The ordinance was passed by King County Council in a 9-0 vote out of concern for the biometric technology’s accuracy, demographic performance disparities, and potential for encroaching on civil liberties. It blocks certain County bodies from using the technology themselves, or obtaining information from third-party facial recognition use. The ordinance includes a right of private action, according to Officer.com.
“The use of facial recognition technology by government agencies poses distinct threats to our residents, including potential misidentification, bias, and the erosion of our civil liberties,” said King County Councilmember Jeanne Kohl-Welles, who sponsored the bill. “The use or misuse of these technologies has potentially devastating consequences which the new ordinance will help to prevent.”
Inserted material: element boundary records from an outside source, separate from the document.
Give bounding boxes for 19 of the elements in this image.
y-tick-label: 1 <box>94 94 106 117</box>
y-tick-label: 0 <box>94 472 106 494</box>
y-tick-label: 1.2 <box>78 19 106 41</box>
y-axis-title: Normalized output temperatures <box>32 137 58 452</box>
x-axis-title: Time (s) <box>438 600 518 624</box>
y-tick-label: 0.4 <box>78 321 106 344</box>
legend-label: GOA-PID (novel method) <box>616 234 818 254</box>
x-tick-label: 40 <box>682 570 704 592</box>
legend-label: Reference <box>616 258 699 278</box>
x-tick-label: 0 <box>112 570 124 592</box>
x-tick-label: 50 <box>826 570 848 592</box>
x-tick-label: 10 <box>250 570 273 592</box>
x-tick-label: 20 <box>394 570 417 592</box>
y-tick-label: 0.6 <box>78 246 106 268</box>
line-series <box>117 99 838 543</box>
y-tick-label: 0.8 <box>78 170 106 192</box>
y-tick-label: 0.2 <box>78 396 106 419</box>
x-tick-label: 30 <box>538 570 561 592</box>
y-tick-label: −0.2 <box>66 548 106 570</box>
The scope of the bill is limited, however, as King County Sheriff’s Office has previously stated it does not use facial recognition, and it does not apply to cities within King County. The ordinance also includes an exemption for compliance with the National Child Search Assistance Act.
Washington State passed a Microsoft-supported bill restricting the use of facial recognition by police and state government agencies last year.
Concern about the adoption of face biometrics by King County police nearly scuttled funding for its fingerprint system back in 2018.